The members themselves appear to be taking the threat in stride. Swalwell suggested that McCarthy’s difficulties in securing the GOP support he’ll need to be Speaker might preclude any expulsions next year.
“Talk to me if Kevin McCarthy is Speaker,” Swalwell said in a statement.
In a Friday appearance on CNN, Swalwell said the move would come “from a place of retaliation, not from any substance or merit.”
“He’s doing that because I’m effective. I effectively, I think, held Donald Trump to account when I was on the Judiciary and Intelligence committees while he was in the White House, and so did Adam Schiff, who he’s also targeted,” he added.
“Look, any coach on a Sunday morning, on an NFL field would love to take the other team’s best players off the pitch and, and that’s what Kevin McCarthy is trying to do here.”
Schiff is also lashing back, accusing McCarthy of bowing to the wishes of Greene, a previous critic, simply to win her support in the Speaker’s vote.
“Well, I suspect he will do whatever Marjorie Taylor Greene wants him to do. He’s a very weak leader of this conference, meaning that he will adhere to the wishes of the lowest common denominator, and if that lowest common denominator wants to remove people from committees, that’s what they’ll do,” Schiff said Sunday on ABC’s “This Week” program.
For Swalwell, the GOP is focused on his relationship with a woman later revealed to be a Chinese spy. Christine Fang focused on a number of Bay Area politicians, aiding in Swalwell’s 2014 reelection campaign. After a defensive briefing from the FBI in 2015, Swalwell cut off ties with Fang. His connection with her was first reported five years later.
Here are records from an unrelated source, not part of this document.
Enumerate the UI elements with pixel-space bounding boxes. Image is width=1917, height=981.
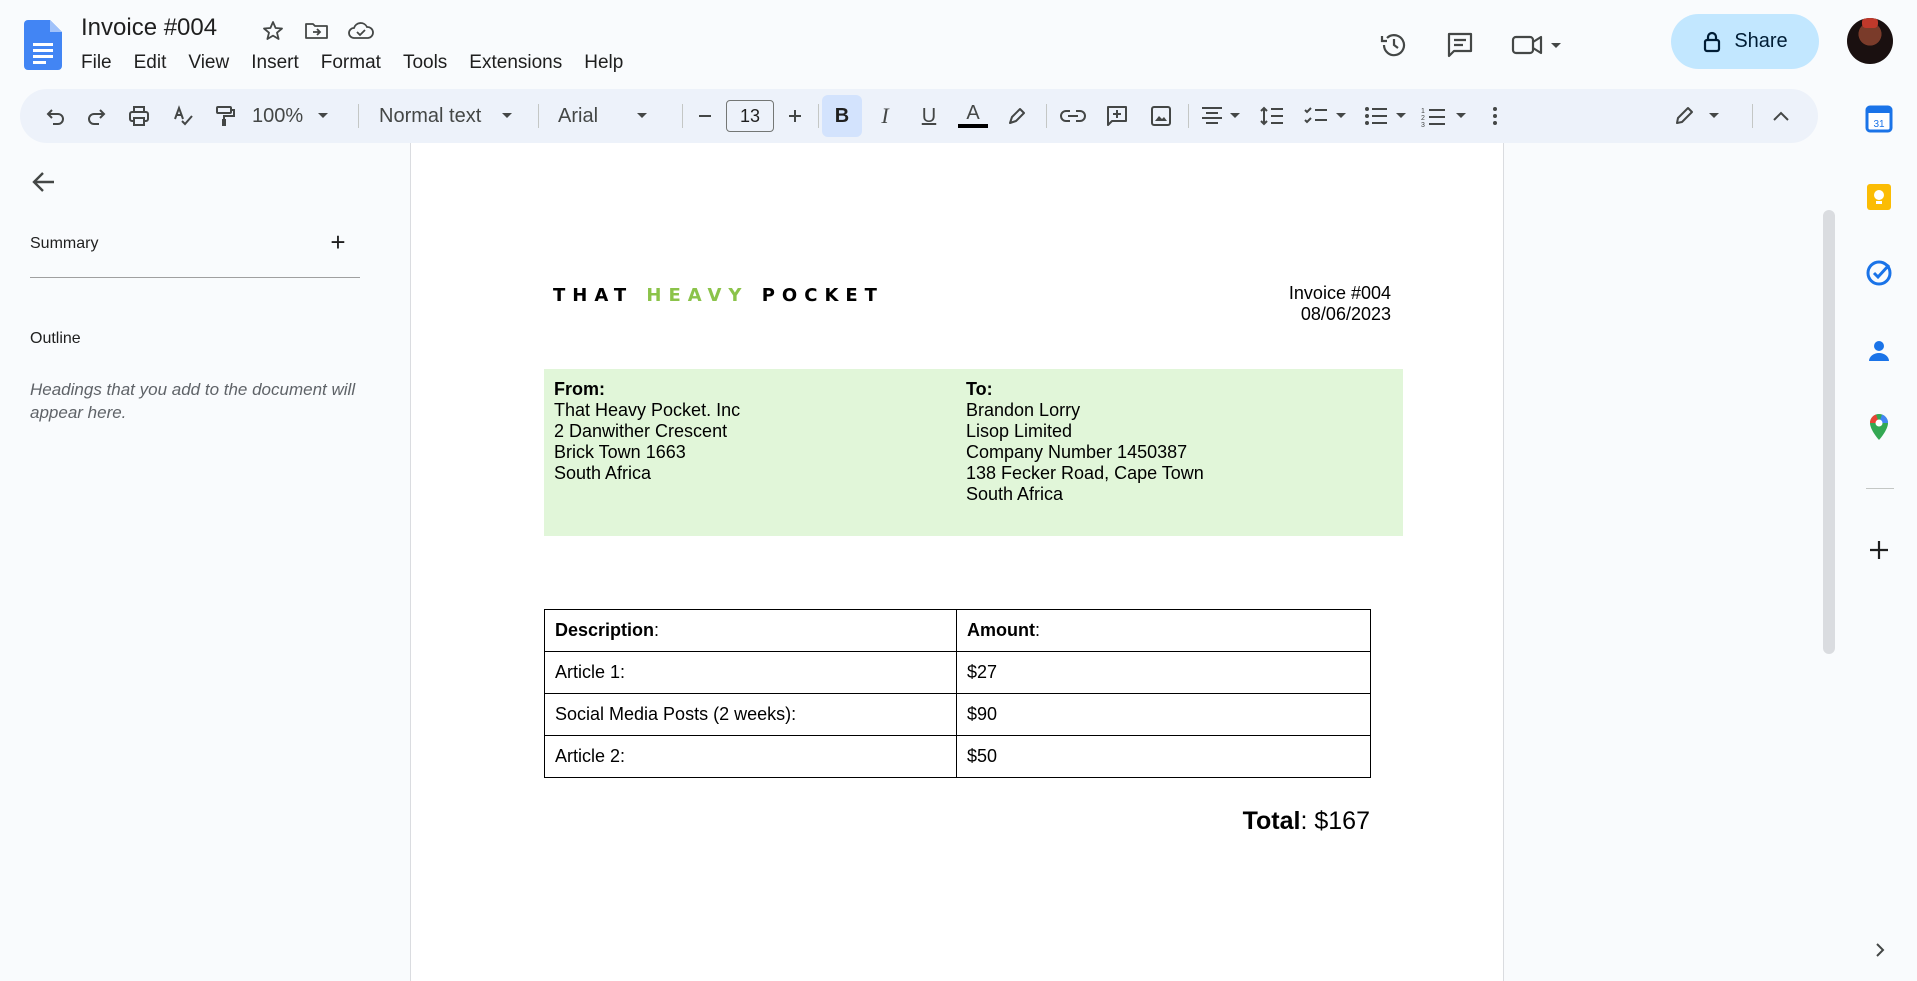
svg-text:31: 31 — [1873, 119, 1885, 130]
text-color-swatch — [958, 124, 988, 128]
menu-tools[interactable]: Tools — [403, 52, 457, 74]
undo-icon[interactable] — [38, 89, 72, 143]
table-row: Article 1: $27 — [544, 651, 1371, 694]
invoice-date: 08/06/2023 — [1300, 304, 1391, 324]
summary-heading: Summary — [30, 235, 99, 252]
italic-button[interactable]: I — [866, 89, 904, 143]
spellcheck-icon[interactable] — [166, 89, 200, 143]
svg-text:1: 1 — [1421, 108, 1425, 115]
chevron-down-icon — [318, 113, 329, 118]
contacts-icon[interactable] — [1864, 336, 1894, 366]
bulleted-list-icon[interactable] — [1360, 89, 1414, 143]
hide-menus-chevron-up-icon[interactable] — [1764, 89, 1798, 143]
decrease-font-size-icon[interactable] — [688, 89, 722, 143]
line-items-table: Description: Amount: Article 1: $27 Soci… — [544, 609, 1371, 778]
editing-mode-icon[interactable] — [1670, 89, 1730, 143]
font-family-select[interactable]: Arial — [558, 89, 668, 143]
menu-bar: File Edit View Insert Format Tools Exten… — [81, 52, 645, 74]
menu-extensions[interactable]: Extensions — [469, 52, 572, 74]
maps-icon[interactable] — [1864, 412, 1894, 442]
vertical-scrollbar[interactable] — [1823, 210, 1835, 654]
from-address: From: That Heavy Pocket. Inc 2 Danwither… — [554, 379, 741, 483]
redo-icon[interactable] — [80, 89, 114, 143]
company-brand: THAT HEAVY POCKET — [553, 285, 884, 306]
font-value: Arial — [558, 104, 599, 127]
add-summary-button[interactable]: + — [324, 228, 352, 256]
highlight-color-icon[interactable] — [998, 89, 1036, 143]
outline-heading: Outline — [30, 330, 81, 347]
table-header-row: Description: Amount: — [544, 609, 1371, 652]
tasks-icon[interactable] — [1864, 258, 1894, 288]
cloud-saved-icon[interactable] — [346, 16, 376, 46]
svg-text:2: 2 — [1421, 115, 1425, 122]
menu-insert[interactable]: Insert — [251, 52, 309, 74]
paragraph-style-select[interactable]: Normal text — [379, 89, 529, 143]
text-color-label: A — [966, 102, 980, 124]
star-icon[interactable] — [258, 16, 288, 46]
invoice-meta: Invoice #004 08/06/2023 — [1289, 283, 1391, 325]
move-to-folder-icon[interactable] — [302, 16, 332, 46]
menu-view[interactable]: View — [188, 52, 239, 74]
chevron-down-icon — [637, 113, 648, 118]
line-spacing-icon[interactable] — [1252, 89, 1292, 143]
share-button[interactable]: Share — [1671, 14, 1819, 69]
checklist-icon[interactable] — [1300, 89, 1354, 143]
font-size-input[interactable]: 13 — [726, 100, 774, 132]
lock-icon — [1704, 31, 1721, 52]
share-label: Share — [1734, 30, 1788, 52]
invoice-total: Total: $167 — [1242, 807, 1370, 835]
back-arrow-icon[interactable] — [28, 166, 60, 198]
keep-icon[interactable] — [1864, 182, 1894, 212]
chevron-down-icon — [502, 113, 513, 118]
docs-home-logo-icon[interactable] — [24, 20, 62, 70]
comments-icon[interactable] — [1443, 28, 1477, 62]
add-comment-icon[interactable] — [1098, 89, 1136, 143]
get-addons-plus-icon[interactable] — [1864, 535, 1894, 565]
more-options-icon[interactable] — [1480, 89, 1510, 143]
calendar-icon[interactable]: 31 — [1864, 104, 1894, 134]
show-side-panel-chevron-right-icon[interactable] — [1868, 938, 1892, 962]
svg-text:3: 3 — [1421, 122, 1425, 127]
increase-font-size-icon[interactable] — [778, 89, 812, 143]
table-row: Social Media Posts (2 weeks): $90 — [544, 693, 1371, 736]
menu-file[interactable]: File — [81, 52, 122, 74]
document-page[interactable]: THAT HEAVY POCKET Invoice #004 08/06/202… — [410, 143, 1504, 981]
formatting-toolbar: 100% Normal text Arial 13 B I U A 1 2 3 — [20, 89, 1818, 143]
insert-link-icon[interactable] — [1054, 89, 1092, 143]
to-address: To: Brandon Lorry Lisop Limited Company … — [966, 379, 1204, 504]
account-avatar[interactable] — [1847, 18, 1893, 64]
align-icon[interactable] — [1196, 89, 1248, 143]
document-title[interactable]: Invoice #004 — [81, 14, 217, 42]
outline-empty-hint: Headings that you add to the document wi… — [30, 380, 356, 422]
brand-highlight: HEAVY — [646, 285, 749, 306]
invoice-number: Invoice #004 — [1288, 283, 1391, 303]
bold-button[interactable]: B — [822, 95, 862, 137]
divider — [1866, 488, 1894, 489]
insert-image-icon[interactable] — [1142, 89, 1180, 143]
zoom-select[interactable]: 100% — [252, 89, 342, 143]
paint-format-icon[interactable] — [208, 89, 242, 143]
text-color-button[interactable]: A — [954, 89, 992, 143]
meet-camera-icon[interactable] — [1507, 28, 1567, 62]
underline-button[interactable]: U — [910, 89, 948, 143]
table-row: Article 2: $50 — [544, 735, 1371, 778]
menu-edit[interactable]: Edit — [134, 52, 177, 74]
zoom-value: 100% — [252, 104, 304, 127]
menu-format[interactable]: Format — [321, 52, 391, 74]
print-icon[interactable] — [122, 89, 156, 143]
menu-help[interactable]: Help — [584, 52, 633, 74]
version-history-icon[interactable] — [1377, 28, 1411, 62]
address-table: From: That Heavy Pocket. Inc 2 Danwither… — [544, 369, 1403, 536]
numbered-list-icon[interactable]: 123 — [1418, 89, 1474, 143]
style-value: Normal text — [379, 104, 482, 127]
divider — [30, 277, 360, 278]
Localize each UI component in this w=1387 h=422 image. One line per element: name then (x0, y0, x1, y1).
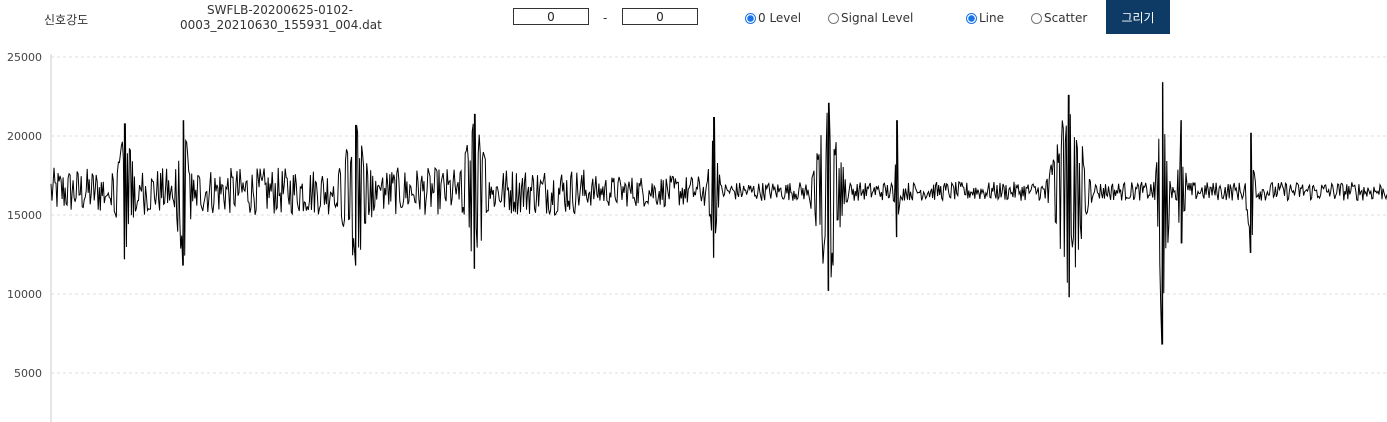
line-label: Line (979, 11, 1005, 25)
radio-checked-icon (745, 12, 756, 24)
zero-level-radio[interactable]: 0 Level (745, 11, 801, 25)
range-separator: - (603, 11, 608, 25)
y-tick-label: 15000 (7, 209, 42, 222)
y-tick-label: 10000 (7, 288, 42, 301)
y-tick-label: 5000 (14, 367, 42, 380)
signal-line (50, 82, 1387, 345)
radio-unchecked-icon (828, 12, 839, 24)
filename-line-2: 0003_20210630_155931_004.dat (180, 18, 382, 32)
y-tick-label: 20000 (7, 130, 42, 143)
signal-chart: 25000 20000 15000 10000 5000 (7, 51, 1387, 422)
signal-level-label: Signal Level (841, 11, 914, 25)
range-end-input[interactable] (622, 8, 698, 25)
toolbar: 신호강도 SWFLB-20200625-0102- 0003_20210630_… (0, 0, 1387, 40)
y-tick-label: 25000 (7, 51, 42, 64)
filename-label: SWFLB-20200625-0102- 0003_20210630_15593… (180, 3, 382, 33)
signal-level-radio[interactable]: Signal Level (828, 11, 913, 25)
scatter-label: Scatter (1044, 11, 1088, 25)
radio-unchecked-icon (1031, 12, 1042, 24)
signal-strength-label: 신호강도 (44, 13, 89, 27)
line-radio[interactable]: Line (966, 11, 1004, 25)
draw-button[interactable]: 그리기 (1106, 0, 1170, 34)
filename-line-1: SWFLB-20200625-0102- (207, 3, 353, 17)
range-start-input[interactable] (513, 8, 589, 25)
scatter-radio[interactable]: Scatter (1031, 11, 1087, 25)
radio-checked-icon (966, 12, 977, 24)
zero-level-label: 0 Level (758, 11, 802, 25)
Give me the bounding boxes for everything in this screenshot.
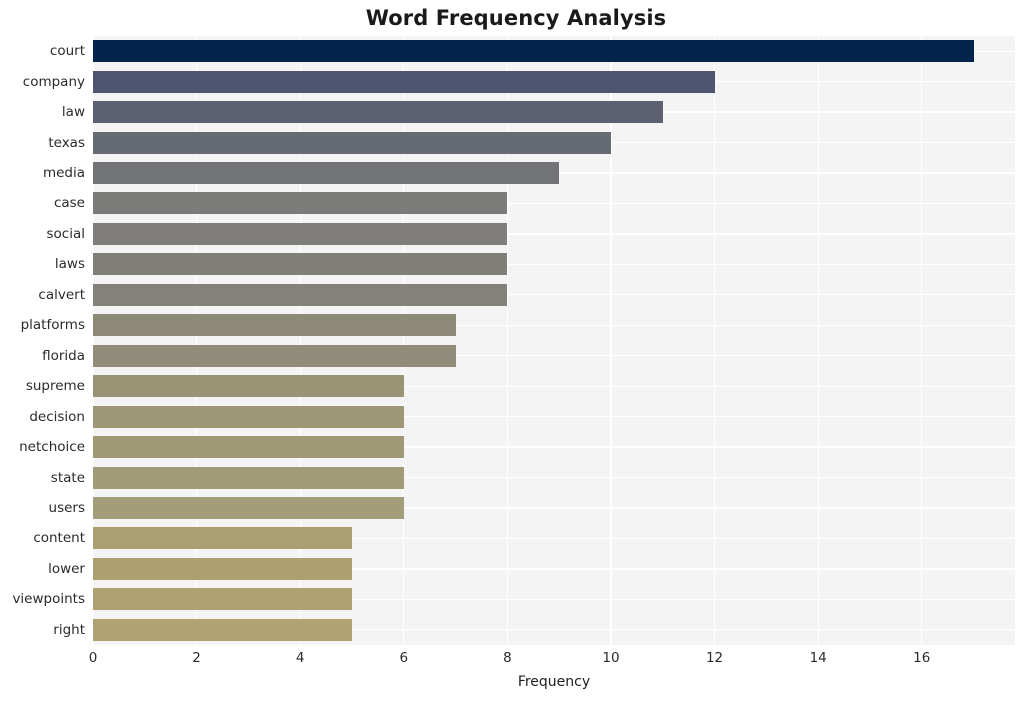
y-tick-label-texas: texas	[48, 134, 85, 151]
y-tick-label-company: company	[22, 73, 85, 90]
x-tick-label-10: 10	[602, 650, 620, 666]
y-tick-label-court: court	[49, 43, 85, 60]
plot-area	[93, 36, 1015, 645]
bar-state	[93, 466, 404, 489]
y-tick-label-supreme: supreme	[25, 378, 85, 395]
x-tick-label-16: 16	[913, 650, 931, 666]
bar-laws	[93, 253, 508, 276]
bar-florida	[93, 344, 456, 367]
y-tick-label-florida: florida	[42, 347, 85, 364]
gridline-vertical-2	[195, 36, 198, 645]
y-tick-label-lower: lower	[48, 560, 85, 577]
y-tick-label-social: social	[46, 225, 86, 242]
y-tick-label-platforms: platforms	[20, 317, 85, 334]
y-tick-label-laws: laws	[54, 256, 85, 273]
y-tick-label-law: law	[61, 104, 85, 121]
y-tick-label-state: state	[50, 469, 85, 486]
gridline-vertical-10	[610, 36, 612, 645]
gridline-vertical-6	[403, 36, 405, 645]
x-tick-label-14: 14	[809, 650, 827, 666]
y-tick-label-calvert: calvert	[38, 286, 85, 303]
y-tick-label-users: users	[48, 499, 85, 516]
y-tick-label-netchoice: netchoice	[19, 439, 85, 456]
y-tick-label-case: case	[53, 195, 85, 212]
gridline-vertical-14	[817, 36, 819, 645]
x-tick-label-4: 4	[295, 650, 305, 666]
bar-calvert	[93, 283, 508, 306]
x-axis-title: Frequency	[517, 674, 591, 690]
bar-media	[93, 162, 560, 185]
y-tick-label-content: content	[33, 530, 85, 547]
gridline-vertical-0	[93, 36, 94, 645]
bar-users	[93, 496, 404, 519]
y-tick-label-decision: decision	[29, 408, 85, 425]
bar-company	[93, 70, 715, 93]
x-tick-label-8: 8	[503, 650, 512, 666]
bar-court	[93, 40, 974, 63]
bar-social	[93, 222, 508, 245]
gridline-vertical-8	[506, 36, 509, 645]
bar-content	[93, 527, 352, 550]
bar-case	[93, 192, 508, 215]
bar-netchoice	[93, 436, 404, 459]
bar-lower	[93, 557, 352, 580]
bar-viewpoints	[93, 588, 352, 611]
gridline-vertical-4	[299, 36, 301, 645]
x-tick-label-2: 2	[192, 650, 201, 666]
x-tick-label-12: 12	[705, 650, 724, 666]
gridline-vertical-12	[713, 36, 716, 645]
x-tick-label-6: 6	[399, 650, 409, 666]
bar-law	[93, 101, 663, 124]
y-tick-label-media: media	[42, 165, 85, 182]
bar-texas	[93, 131, 611, 154]
x-tick-label-0: 0	[88, 650, 98, 666]
y-tick-label-right: right	[53, 621, 85, 638]
bar-decision	[93, 405, 404, 428]
chart-title: Word Frequency Analysis	[365, 6, 667, 30]
y-tick-label-viewpoints: viewpoints	[12, 591, 85, 608]
word-frequency-chart-figure: Word Frequency Analysis court company law t…	[0, 0, 1032, 701]
bar-platforms	[93, 314, 456, 337]
bar-right	[93, 618, 352, 641]
gridline-vertical-16	[921, 36, 923, 645]
bar-supreme	[93, 375, 404, 398]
Mark Zaid, a national security law and clearance expert, suggested stripping Swalwell’s committee post based on the incident would be a partisan move, impacting a panel that until recently “had been largely immune to such dangers.”
“Members of Congress are granted access to classified information by virtue of their elected position and are not subject to the Executive Branch’s investigatory or due process system,” he said, dismissing McCarthy’s claims Swalwell would be unable to secure a clearance.
“A determination of trustworthiness is based on a set of adjudicative guidelines and it is dangerous, and indeed irresponsible, to assess another member’s potential situation, particularly if living in a glass house as so many serving in Congress likely do.”
For Schiff, McCarthy has accused him of lying in the broader context of the investigation into ties between Trump and Russia.
Bergreen pointed to the now discredited Steele dossier — named after former British intelligence officer Christopher Steele — that emerged early in the investigation.
“McCarthy is saying that because Schiff was trying to track down some of the weeds in the Steele dossier, and he would discuss that not only in the committee, but when asked about in the press, that somehow that rendered him unfit to hold a committee chairmanship or even a position on the committee, because it turned out that not everything in the Steele dossier was true, which is a standard of idiocy,” he said.
“If that’s the standard, then I guess anyone who was part of the Benghazi witch hunt … I guess maybe they ought to be sort of not allowed to serve on a committee,” he added.